NHS England will invest in artificial intelligence (AI) over the next 12 months, NHS England Chief Executive Simon Stevens told delegates at the Health and Care Innovation Expo in Manchester.
Backing Sir John Bell’s recommendations from the Life Sciences Industrial strategy, Stevens said the NHS needs to ‘get smarter’ in their use of AI and machine learning to improve quality of care:
“John Bell’s report identified the faster application of AI in the NHS as one of the four big winds that we could potentially support and without doubt we will see as we make the case for public investment and NHS investment in this area, this will be one where NHS England will be backing that with our investment over the course of the next 12 months.”
NHS England's National Medical Director, Professor Bruce Keogh, who is stepping down at the end of the year to become the Chair of Birmingham Women’s and Children’s NHS Foundation Trust, also put a big focus on AI in his keynote speech at the conference.
NHS a ‘hotbed of innovation’
Stevens talked about four areas where the NHS will be putting their ‘shoulders to the wheel’, confirming that NHS England will start working with NHS Digital and other stakeholders to identify three to five digital innovation hubs across the country that will start using datasets, as proposed in the Life Sciences Industrial strategy, published this August.
“So today, NHS England is explicitly nailing its colours to the mast in backing those recommendations from John Bell’s report and we will by the end of the calendar year set out the process we will be using with our partners at NHS Digital and elsewhere to identify the three to five locations across the country that will go live with those digital innovation hubs.”
Further announcements included an extended period of two years of funding for test beds announced in 2016.
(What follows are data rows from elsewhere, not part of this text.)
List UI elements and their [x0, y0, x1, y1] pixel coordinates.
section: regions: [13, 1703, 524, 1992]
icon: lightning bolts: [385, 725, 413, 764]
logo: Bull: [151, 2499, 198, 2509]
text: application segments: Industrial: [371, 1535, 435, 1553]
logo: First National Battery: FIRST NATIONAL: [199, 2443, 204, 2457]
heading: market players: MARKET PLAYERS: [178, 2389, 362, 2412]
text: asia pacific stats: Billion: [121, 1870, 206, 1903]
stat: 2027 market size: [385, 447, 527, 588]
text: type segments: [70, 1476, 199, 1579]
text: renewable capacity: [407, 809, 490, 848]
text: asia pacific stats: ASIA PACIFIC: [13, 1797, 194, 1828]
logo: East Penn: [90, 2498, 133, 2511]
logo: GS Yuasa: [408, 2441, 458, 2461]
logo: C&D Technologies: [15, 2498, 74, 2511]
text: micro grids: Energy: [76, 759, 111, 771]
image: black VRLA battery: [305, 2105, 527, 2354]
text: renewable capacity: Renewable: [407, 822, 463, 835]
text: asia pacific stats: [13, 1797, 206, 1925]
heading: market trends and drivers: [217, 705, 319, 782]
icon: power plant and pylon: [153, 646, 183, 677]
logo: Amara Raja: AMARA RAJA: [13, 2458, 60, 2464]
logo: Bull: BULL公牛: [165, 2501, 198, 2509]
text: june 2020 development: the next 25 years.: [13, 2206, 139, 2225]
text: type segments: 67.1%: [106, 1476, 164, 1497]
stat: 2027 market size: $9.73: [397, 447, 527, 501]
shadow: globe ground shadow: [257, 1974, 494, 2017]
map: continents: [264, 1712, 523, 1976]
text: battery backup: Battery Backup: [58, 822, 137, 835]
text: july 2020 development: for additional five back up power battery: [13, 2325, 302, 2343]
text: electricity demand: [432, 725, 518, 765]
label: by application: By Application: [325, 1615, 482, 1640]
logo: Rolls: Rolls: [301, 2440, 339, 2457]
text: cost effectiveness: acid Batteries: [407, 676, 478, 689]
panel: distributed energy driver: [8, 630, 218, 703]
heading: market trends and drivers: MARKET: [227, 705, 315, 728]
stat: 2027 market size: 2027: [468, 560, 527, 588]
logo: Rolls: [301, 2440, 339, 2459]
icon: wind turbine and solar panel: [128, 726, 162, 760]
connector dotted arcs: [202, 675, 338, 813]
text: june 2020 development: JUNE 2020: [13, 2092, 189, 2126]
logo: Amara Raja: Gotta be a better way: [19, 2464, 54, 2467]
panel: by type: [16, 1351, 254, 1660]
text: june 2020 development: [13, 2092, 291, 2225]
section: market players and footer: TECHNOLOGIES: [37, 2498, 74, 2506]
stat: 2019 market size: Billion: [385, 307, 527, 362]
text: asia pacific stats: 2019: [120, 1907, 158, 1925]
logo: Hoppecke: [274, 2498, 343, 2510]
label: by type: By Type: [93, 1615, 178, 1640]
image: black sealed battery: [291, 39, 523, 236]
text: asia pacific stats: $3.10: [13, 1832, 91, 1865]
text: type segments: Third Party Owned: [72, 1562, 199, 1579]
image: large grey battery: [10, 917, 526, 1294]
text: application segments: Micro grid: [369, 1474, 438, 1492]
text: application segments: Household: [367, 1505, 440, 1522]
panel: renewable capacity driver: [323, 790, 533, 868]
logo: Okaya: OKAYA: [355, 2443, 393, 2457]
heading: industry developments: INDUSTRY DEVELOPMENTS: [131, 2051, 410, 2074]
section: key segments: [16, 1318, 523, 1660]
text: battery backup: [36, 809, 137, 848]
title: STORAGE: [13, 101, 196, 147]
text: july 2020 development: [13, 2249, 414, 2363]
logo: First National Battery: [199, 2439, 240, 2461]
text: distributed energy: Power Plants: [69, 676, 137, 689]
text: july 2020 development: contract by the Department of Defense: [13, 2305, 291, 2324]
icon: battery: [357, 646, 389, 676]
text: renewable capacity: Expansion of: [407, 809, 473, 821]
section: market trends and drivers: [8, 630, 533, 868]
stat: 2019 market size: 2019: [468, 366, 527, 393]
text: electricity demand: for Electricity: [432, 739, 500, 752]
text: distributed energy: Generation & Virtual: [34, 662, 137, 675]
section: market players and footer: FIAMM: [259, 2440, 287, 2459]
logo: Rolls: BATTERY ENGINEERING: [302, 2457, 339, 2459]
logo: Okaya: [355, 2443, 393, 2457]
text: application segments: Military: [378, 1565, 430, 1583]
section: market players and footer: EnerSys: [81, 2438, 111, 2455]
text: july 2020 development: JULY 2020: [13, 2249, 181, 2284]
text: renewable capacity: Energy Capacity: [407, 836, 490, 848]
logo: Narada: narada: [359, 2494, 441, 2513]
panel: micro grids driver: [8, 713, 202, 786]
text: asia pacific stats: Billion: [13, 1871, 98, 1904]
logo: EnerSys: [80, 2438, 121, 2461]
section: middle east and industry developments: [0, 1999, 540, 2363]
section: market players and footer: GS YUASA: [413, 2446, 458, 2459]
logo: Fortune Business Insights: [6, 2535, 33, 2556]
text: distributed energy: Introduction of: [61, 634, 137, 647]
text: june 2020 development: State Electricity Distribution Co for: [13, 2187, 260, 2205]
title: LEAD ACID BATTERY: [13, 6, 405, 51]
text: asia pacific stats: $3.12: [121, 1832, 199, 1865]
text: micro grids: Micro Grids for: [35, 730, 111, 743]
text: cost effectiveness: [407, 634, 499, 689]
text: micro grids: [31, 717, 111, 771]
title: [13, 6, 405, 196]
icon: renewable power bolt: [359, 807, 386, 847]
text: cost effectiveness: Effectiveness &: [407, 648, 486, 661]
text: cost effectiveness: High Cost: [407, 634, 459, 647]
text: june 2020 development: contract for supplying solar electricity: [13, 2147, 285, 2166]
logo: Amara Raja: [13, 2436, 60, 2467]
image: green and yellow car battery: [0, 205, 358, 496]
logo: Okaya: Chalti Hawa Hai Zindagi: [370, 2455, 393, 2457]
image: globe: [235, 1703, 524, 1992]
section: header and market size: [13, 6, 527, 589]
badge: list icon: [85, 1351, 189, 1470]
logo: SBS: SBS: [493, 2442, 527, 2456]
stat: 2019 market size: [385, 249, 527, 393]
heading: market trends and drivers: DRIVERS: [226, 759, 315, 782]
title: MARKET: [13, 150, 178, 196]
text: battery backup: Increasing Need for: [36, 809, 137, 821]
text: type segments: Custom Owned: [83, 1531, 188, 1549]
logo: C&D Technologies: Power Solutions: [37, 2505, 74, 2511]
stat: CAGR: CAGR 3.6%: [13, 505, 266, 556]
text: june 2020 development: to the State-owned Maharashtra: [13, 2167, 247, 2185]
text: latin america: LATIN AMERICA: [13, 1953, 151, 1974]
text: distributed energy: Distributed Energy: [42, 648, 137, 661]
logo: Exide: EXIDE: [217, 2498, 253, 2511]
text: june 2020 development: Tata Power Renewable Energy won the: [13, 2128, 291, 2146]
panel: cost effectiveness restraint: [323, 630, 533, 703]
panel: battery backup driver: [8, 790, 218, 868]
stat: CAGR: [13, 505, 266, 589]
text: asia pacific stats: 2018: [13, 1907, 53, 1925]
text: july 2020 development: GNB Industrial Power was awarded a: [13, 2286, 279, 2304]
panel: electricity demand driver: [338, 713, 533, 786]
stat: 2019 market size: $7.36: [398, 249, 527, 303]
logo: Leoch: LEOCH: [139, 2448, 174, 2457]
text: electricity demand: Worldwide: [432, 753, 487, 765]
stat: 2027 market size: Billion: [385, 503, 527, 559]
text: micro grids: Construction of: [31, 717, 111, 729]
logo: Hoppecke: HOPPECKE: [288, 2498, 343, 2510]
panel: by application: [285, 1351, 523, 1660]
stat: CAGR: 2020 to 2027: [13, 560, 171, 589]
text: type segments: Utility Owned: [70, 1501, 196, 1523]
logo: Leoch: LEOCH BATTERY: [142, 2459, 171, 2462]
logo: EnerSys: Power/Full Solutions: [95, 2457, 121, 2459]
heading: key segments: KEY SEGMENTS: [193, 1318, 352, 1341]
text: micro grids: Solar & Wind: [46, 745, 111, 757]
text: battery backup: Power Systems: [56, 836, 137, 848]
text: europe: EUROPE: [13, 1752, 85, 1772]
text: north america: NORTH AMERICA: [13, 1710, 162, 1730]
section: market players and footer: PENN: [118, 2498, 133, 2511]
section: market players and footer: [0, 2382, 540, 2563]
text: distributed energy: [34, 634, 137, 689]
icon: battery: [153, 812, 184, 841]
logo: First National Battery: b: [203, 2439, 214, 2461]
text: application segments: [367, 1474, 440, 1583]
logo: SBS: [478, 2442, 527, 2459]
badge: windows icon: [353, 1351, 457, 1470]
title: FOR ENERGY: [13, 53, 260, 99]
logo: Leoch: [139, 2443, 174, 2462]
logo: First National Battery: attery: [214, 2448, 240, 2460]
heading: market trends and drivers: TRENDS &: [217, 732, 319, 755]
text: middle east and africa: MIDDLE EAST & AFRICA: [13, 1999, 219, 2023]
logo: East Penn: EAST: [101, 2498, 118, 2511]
Health Secretary Jeremy Hunt, speaking at the same conference, announced that 18 NHS trusts will become fast followers to Global Digital Exemplars (GDEs), each receiving up to £5m in funding that will have to be matched. Seven mental health trusts will also take part in the scheme, buddying up with mental health GDEs, with funding worth up to £21m that will also have to be locally matched.
Stevens added: “I defy anyone who says the NHS is stuck in the mud or slow in its ways, actually, the NHS is a hotbed of innovation, but clearly as we think out over the next three, five years, we need to go further, faster, and accelerate what that looks like.”